Radius of convergence for $\sum^{\infty}_{n=0}(-z)^n$

At first glance , I though that the series

$$\sum^{\infty}_{n=0}(-z)^n$$

diverges, since the minus sign alternates by the value of the exponent. For odd-valued exponents, the partial sum is negative, and vice versa. So since the series appears as divergent, I would think that the radius of convergence is zero. But this does not seem to be the case.

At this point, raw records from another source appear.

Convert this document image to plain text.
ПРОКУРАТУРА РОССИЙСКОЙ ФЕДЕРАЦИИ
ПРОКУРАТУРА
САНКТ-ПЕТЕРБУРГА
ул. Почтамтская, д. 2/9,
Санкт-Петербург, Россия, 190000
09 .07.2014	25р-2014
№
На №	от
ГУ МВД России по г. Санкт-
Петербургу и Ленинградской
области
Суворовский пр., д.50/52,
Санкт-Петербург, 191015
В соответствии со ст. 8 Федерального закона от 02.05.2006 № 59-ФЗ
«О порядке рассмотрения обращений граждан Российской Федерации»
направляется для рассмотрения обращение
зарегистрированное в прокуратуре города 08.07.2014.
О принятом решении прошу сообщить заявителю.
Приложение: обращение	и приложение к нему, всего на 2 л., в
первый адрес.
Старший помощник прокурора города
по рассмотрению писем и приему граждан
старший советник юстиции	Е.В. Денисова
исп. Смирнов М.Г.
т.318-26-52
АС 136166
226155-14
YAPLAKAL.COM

If I want to calculate the radius of convergence for this series, I use the formula: $$\frac{1}{R}=\mathop {\lim \sup }\limits_{n \to + \infty } (|c_n|)^{\frac{1}{n}}$$

for the sequence $(-z)^n$

$$R=\frac{1}{\mathop {\lim \sup }\limits_{n \to + \infty } |(-z)|^{-\frac{1}{n}}}=\mathop {\lim \sup }\limits_{n \to + \infty } (z)^{\frac{1}{n}}=1$$

So since this radius of convergence is correct, why does the sequence appear as a divergent series (by the alternating sign)?

Write your power series as $$ \sum\limits_{n = 0}^\infty {( - 1)^n z^n } . $$ By the Cauchy–Hadamard formula the radius of convergence $R$ is $$ R = \frac{1}{{\mathop {\lim \sup }\limits_{n \to + \infty } \left| {( - 1)^n } \right|^{1/n} }} = \frac{1}{{\mathop {\lim \sup }\limits_{n \to + \infty } 1^{1/n} }} = \frac{1}{{\mathop {\lim \sup }\limits_{n \to + \infty } 1}} = \frac{1}{1} = 1. $$ Thus, the power series converges if $|z|<1$ and diverges if $|z|>1$.